The core of the film are Poppy's encounters with Scott, her driving teacher, in an equally incredible performance by Eddie Marsan, who is exactly her diametrical opposite. This is a man that has forbidden joy to enter his life. He is an angry, bitter, upset guy, a misanthrope with absurd rules, conspiracy theories and prejudices. For him to come into contact with Poppy is a shock to his system. As Abbas Kiarostami has said, a car is the smallest intimate space where you can have the maximum of conflict between two people. Here you have it in a nutshell, two completely different ways of looking at life clashing over the steering wheel. Their driving lesson scenes are a hoot. Scott tries to quash Poppy's bubbliness with his exaggerated concerns for safety. He is deeply offended by her insistence on wearing high heel boots in the car. A classic control freak. She laughs it off, but she never relents. She may be happy, but she is no pushover. Poppy is like an extreme version of killing with kindness.
What transpires, with enormous grace and subtlety, is that Scott is somehow attracted to Poppy very much despite himself, a lovely and intelligent example of "opposites attract". He cannot bring himself to admit it, much less communicate it, and Poppy is slow to realize it. The entire film one waits for something horrible to shock Poppy out of her happiness, and her confrontation with Scott is it. But she is much stronger than him, his hate is a mark of weakness, whereas her compassion is a shield of strength.
Some people, when confronted with Poppy's happiness, mistake it as an accusation or as some sort of rubbing it in, or even as cruel flirtation. It doesn't seem possible to them that she would be so quirky and happy without an agenda. These instances of misinterpretation cause her deep hurt, because it would never cross her mind to wield her joy to hurt someone. It's heartbreaking that people should misunderstand joy as a ploy. But it is so rare, who can blame them?

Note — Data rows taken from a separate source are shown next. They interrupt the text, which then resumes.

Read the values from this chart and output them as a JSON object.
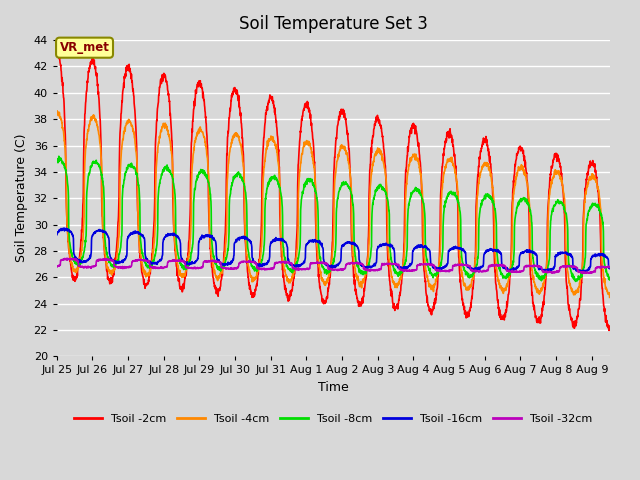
{
  "title": "Soil Temperature Set 3",
  "xlabel": "Time",
  "ylabel": "Soil Temperature (C)",
  "ylim": [
    20,
    44
  ],
  "yticks": [
    20,
    22,
    24,
    26,
    28,
    30,
    32,
    34,
    36,
    38,
    40,
    42,
    44
  ],
  "bg_color": "#d8d8d8",
  "plot_bg_color": "#d8d8d8",
  "grid_color": "#ffffff",
  "annotation_text": "VR_met",
  "annotation_bg": "#ffff99",
  "annotation_border": "#888800",
  "legend_entries": [
    "Tsoil -2cm",
    "Tsoil -4cm",
    "Tsoil -8cm",
    "Tsoil -16cm",
    "Tsoil -32cm"
  ],
  "line_colors": [
    "#ff0000",
    "#ff8800",
    "#00dd00",
    "#0000dd",
    "#bb00bb"
  ],
  "line_widths": [
    1.2,
    1.2,
    1.2,
    1.2,
    1.2
  ],
  "n_days": 15.5,
  "samples_per_day": 144,
  "xtick_labels": [
    "Jul 25",
    "Jul 26",
    "Jul 27",
    "Jul 28",
    "Jul 29",
    "Jul 30",
    "Jul 31",
    "Aug 1",
    "Aug 2",
    "Aug 3",
    "Aug 4",
    "Aug 5",
    "Aug 6",
    "Aug 7",
    "Aug 8",
    "Aug 9"
  ],
  "title_fontsize": 12,
  "axis_label_fontsize": 9,
  "tick_fontsize": 8,
  "figwidth": 6.4,
  "figheight": 4.8,
  "dpi": 100
}
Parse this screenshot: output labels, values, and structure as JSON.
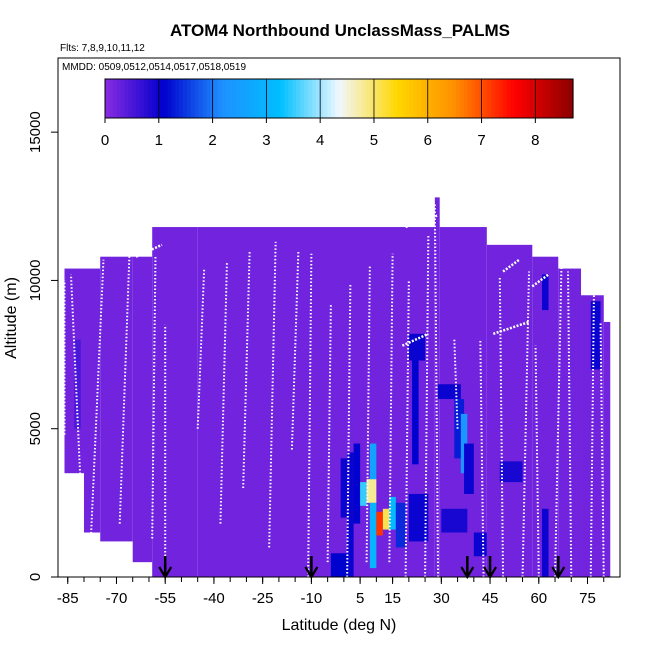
{
  "chart_data": {
    "type": "heatmap",
    "title": "ATOM4 Northbound UnclassMass_PALMS",
    "subtitle_flights": "Flts: 7,8,9,10,11,12",
    "subtitle_dates": "MMDD: 0509,0512,0514,0517,0518,0519",
    "xlabel": "Latitude (deg N)",
    "ylabel": "Altitude (m)",
    "xlim": [
      -88,
      85
    ],
    "ylim": [
      0,
      17500
    ],
    "x_ticks": [
      -85,
      -70,
      -55,
      -40,
      -25,
      -10,
      5,
      15,
      30,
      45,
      60,
      75
    ],
    "x_tick_labels": [
      "-85",
      "-70",
      "-55",
      "-40",
      "-25",
      "-10",
      "5",
      "15",
      "30",
      "45",
      "60",
      "75"
    ],
    "y_ticks": [
      0,
      5000,
      10000,
      15000
    ],
    "y_tick_labels": [
      "0",
      "5000",
      "10000",
      "15000"
    ],
    "colorbar": {
      "min": 0,
      "max": 8.7,
      "ticks": [
        0,
        1,
        2,
        3,
        4,
        5,
        6,
        7,
        8
      ],
      "tick_labels": [
        "0",
        "1",
        "2",
        "3",
        "4",
        "5",
        "6",
        "7",
        "8"
      ],
      "colors": [
        "#8a2be2",
        "#0000cd",
        "#1e90ff",
        "#00bfff",
        "#f0f8ff",
        "#ffd700",
        "#ff8c00",
        "#ff0000",
        "#8b0000"
      ]
    },
    "background_value": 0.2,
    "envelope": [
      {
        "x0": -86,
        "x1": -80,
        "top": 10400,
        "bottom": 3500
      },
      {
        "x0": -80,
        "x1": -75,
        "top": 10400,
        "bottom": 1500
      },
      {
        "x0": -75,
        "x1": -65,
        "top": 10800,
        "bottom": 1200
      },
      {
        "x0": -65,
        "x1": -59,
        "top": 10800,
        "bottom": 500
      },
      {
        "x0": -59,
        "x1": -45,
        "top": 11800,
        "bottom": 0
      },
      {
        "x0": -45,
        "x1": 28,
        "top": 11800,
        "bottom": 0
      },
      {
        "x0": 28,
        "x1": 29.5,
        "top": 12800,
        "bottom": 0
      },
      {
        "x0": 29.5,
        "x1": 44,
        "top": 11800,
        "bottom": 0
      },
      {
        "x0": 44,
        "x1": 58,
        "top": 11200,
        "bottom": 0
      },
      {
        "x0": 58,
        "x1": 66,
        "top": 10800,
        "bottom": 0
      },
      {
        "x0": 66,
        "x1": 73,
        "top": 10400,
        "bottom": 0
      },
      {
        "x0": 73,
        "x1": 80,
        "top": 9500,
        "bottom": 0
      },
      {
        "x0": 80,
        "x1": 82,
        "top": 8600,
        "bottom": 0
      }
    ],
    "hotspots": [
      {
        "x0": 20,
        "x1": 25,
        "y0": 7300,
        "y1": 8200,
        "value": 1.0
      },
      {
        "x0": 21,
        "x1": 23,
        "y0": 3800,
        "y1": 7300,
        "value": 1.1
      },
      {
        "x0": 29,
        "x1": 36,
        "y0": 6000,
        "y1": 6500,
        "value": 1.0
      },
      {
        "x0": 34,
        "x1": 37,
        "y0": 4000,
        "y1": 6000,
        "value": 1.3
      },
      {
        "x0": 36,
        "x1": 38,
        "y0": 3500,
        "y1": 5500,
        "value": 2.3
      },
      {
        "x0": 37,
        "x1": 40,
        "y0": 2800,
        "y1": 4500,
        "value": 1.0
      },
      {
        "x0": 61,
        "x1": 63,
        "y0": 9000,
        "y1": 10200,
        "value": 1.0
      },
      {
        "x0": 76,
        "x1": 79,
        "y0": 7000,
        "y1": 9300,
        "value": 1.0
      },
      {
        "x0": 1,
        "x1": 3,
        "y0": 0,
        "y1": 4200,
        "value": 1.0
      },
      {
        "x0": 3,
        "x1": 5,
        "y0": 1800,
        "y1": 4500,
        "value": 1.1
      },
      {
        "x0": 5,
        "x1": 7,
        "y0": 2400,
        "y1": 3200,
        "value": 3.5
      },
      {
        "x0": 7,
        "x1": 10,
        "y0": 2500,
        "y1": 3300,
        "value": 4.8
      },
      {
        "x0": 8,
        "x1": 10,
        "y0": 3300,
        "y1": 4500,
        "value": 2.6
      },
      {
        "x0": 8,
        "x1": 10,
        "y0": 300,
        "y1": 2500,
        "value": 3.0
      },
      {
        "x0": 10,
        "x1": 12,
        "y0": 1400,
        "y1": 2200,
        "value": 7.2
      },
      {
        "x0": 12,
        "x1": 14,
        "y0": 1600,
        "y1": 2300,
        "value": 5.1
      },
      {
        "x0": 14,
        "x1": 16,
        "y0": 1600,
        "y1": 2700,
        "value": 3.2
      },
      {
        "x0": 16,
        "x1": 19,
        "y0": 1000,
        "y1": 2500,
        "value": 1.4
      },
      {
        "x0": -4,
        "x1": 1,
        "y0": 0,
        "y1": 800,
        "value": 1.1
      },
      {
        "x0": 20,
        "x1": 26,
        "y0": 1200,
        "y1": 2800,
        "value": 1.0
      },
      {
        "x0": 30,
        "x1": 38,
        "y0": 1500,
        "y1": 2300,
        "value": 0.9
      },
      {
        "x0": 40,
        "x1": 44,
        "y0": 700,
        "y1": 1500,
        "value": 1.0
      },
      {
        "x0": 61,
        "x1": 63,
        "y0": 0,
        "y1": 2300,
        "value": 1.0
      },
      {
        "x0": 48,
        "x1": 55,
        "y0": 3200,
        "y1": 3900,
        "value": 0.9
      },
      {
        "x0": -83,
        "x1": -81,
        "y0": 5000,
        "y1": 8000,
        "value": 0.5
      },
      {
        "x0": -1,
        "x1": 1,
        "y0": 2000,
        "y1": 4000,
        "value": 1.0
      }
    ],
    "profiles": [
      {
        "x_bottom": -86,
        "x_top": -86,
        "y_bottom": 4800,
        "y_top": 10000
      },
      {
        "x_bottom": -81,
        "x_top": -84,
        "y_bottom": 3000,
        "y_top": 10200
      },
      {
        "x_bottom": -78,
        "x_top": -74,
        "y_bottom": 1000,
        "y_top": 10700
      },
      {
        "x_bottom": -69,
        "x_top": -66,
        "y_bottom": 1800,
        "y_top": 10900
      },
      {
        "x_bottom": -59,
        "x_top": -58,
        "y_bottom": 1300,
        "y_top": 10800
      },
      {
        "x_bottom": -55,
        "x_top": -55,
        "y_bottom": 0,
        "y_top": 8500
      },
      {
        "x_bottom": -45,
        "x_top": -43,
        "y_bottom": 5000,
        "y_top": 10400
      },
      {
        "x_bottom": -38,
        "x_top": -36,
        "y_bottom": 1800,
        "y_top": 10600
      },
      {
        "x_bottom": -31,
        "x_top": -29,
        "y_bottom": 3000,
        "y_top": 11000
      },
      {
        "x_bottom": -23,
        "x_top": -21,
        "y_bottom": 1000,
        "y_top": 11300
      },
      {
        "x_bottom": -16,
        "x_top": -14,
        "y_bottom": 4300,
        "y_top": 11000
      },
      {
        "x_bottom": -11,
        "x_top": -10,
        "y_bottom": 0,
        "y_top": 10900
      },
      {
        "x_bottom": -5,
        "x_top": -4,
        "y_bottom": 500,
        "y_top": 9200
      },
      {
        "x_bottom": 1,
        "x_top": 2,
        "y_bottom": 0,
        "y_top": 9900
      },
      {
        "x_bottom": 7,
        "x_top": 8,
        "y_bottom": 500,
        "y_top": 10500
      },
      {
        "x_bottom": 14,
        "x_top": 15,
        "y_bottom": 500,
        "y_top": 10900
      },
      {
        "x_bottom": 19,
        "x_top": 20,
        "y_bottom": 0,
        "y_top": 10000
      },
      {
        "x_bottom": 25,
        "x_top": 26,
        "y_bottom": 0,
        "y_top": 11500
      },
      {
        "x_bottom": 29,
        "x_top": 28,
        "y_bottom": 0,
        "y_top": 12600
      },
      {
        "x_bottom": 35,
        "x_top": 34,
        "y_bottom": 5000,
        "y_top": 8000
      },
      {
        "x_bottom": 43,
        "x_top": 42,
        "y_bottom": 0,
        "y_top": 8000
      },
      {
        "x_bottom": 49,
        "x_top": 48,
        "y_bottom": 0,
        "y_top": 10100
      },
      {
        "x_bottom": 55,
        "x_top": 57,
        "y_bottom": 0,
        "y_top": 10300
      },
      {
        "x_bottom": 60,
        "x_top": 59,
        "y_bottom": 0,
        "y_top": 7800
      },
      {
        "x_bottom": 65,
        "x_top": 67,
        "y_bottom": 0,
        "y_top": 10600
      },
      {
        "x_bottom": 70,
        "x_top": 69,
        "y_bottom": 0,
        "y_top": 10300
      },
      {
        "x_bottom": 76,
        "x_top": 77,
        "y_bottom": 0,
        "y_top": 9800
      },
      {
        "x_bottom": 80,
        "x_top": 79,
        "y_bottom": 0,
        "y_top": 8600
      }
    ],
    "level_legs": [
      {
        "x0": -64,
        "x1": -56,
        "y": 10800
      },
      {
        "x0": 19,
        "x1": 29,
        "y": 11800
      },
      {
        "x0": 49,
        "x1": 54,
        "y": 10300
      },
      {
        "x0": 58,
        "x1": 63,
        "y": 9800
      },
      {
        "x0": 18,
        "x1": 26,
        "y": 7800
      },
      {
        "x0": 46,
        "x1": 57,
        "y": 8200
      },
      {
        "x0": 70,
        "x1": 78,
        "y": 10600
      }
    ],
    "arrows_x": [
      -55,
      -10,
      38,
      45,
      66
    ]
  }
}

Leigh gives his actors time to develop their themes and the scenes have a beautiful rhythm to them. The movie meanders with a sweet, gentle flow. Leigh is a master at creating extraordinary intimacy between people. He gives actors plenty of space to be totally human and they take it. It must be the highest blessing for an actor to work with him.
It is incredibly moving to come across a good character who is not self-conscious or preachy about her decency, who just is. And she is happy to be.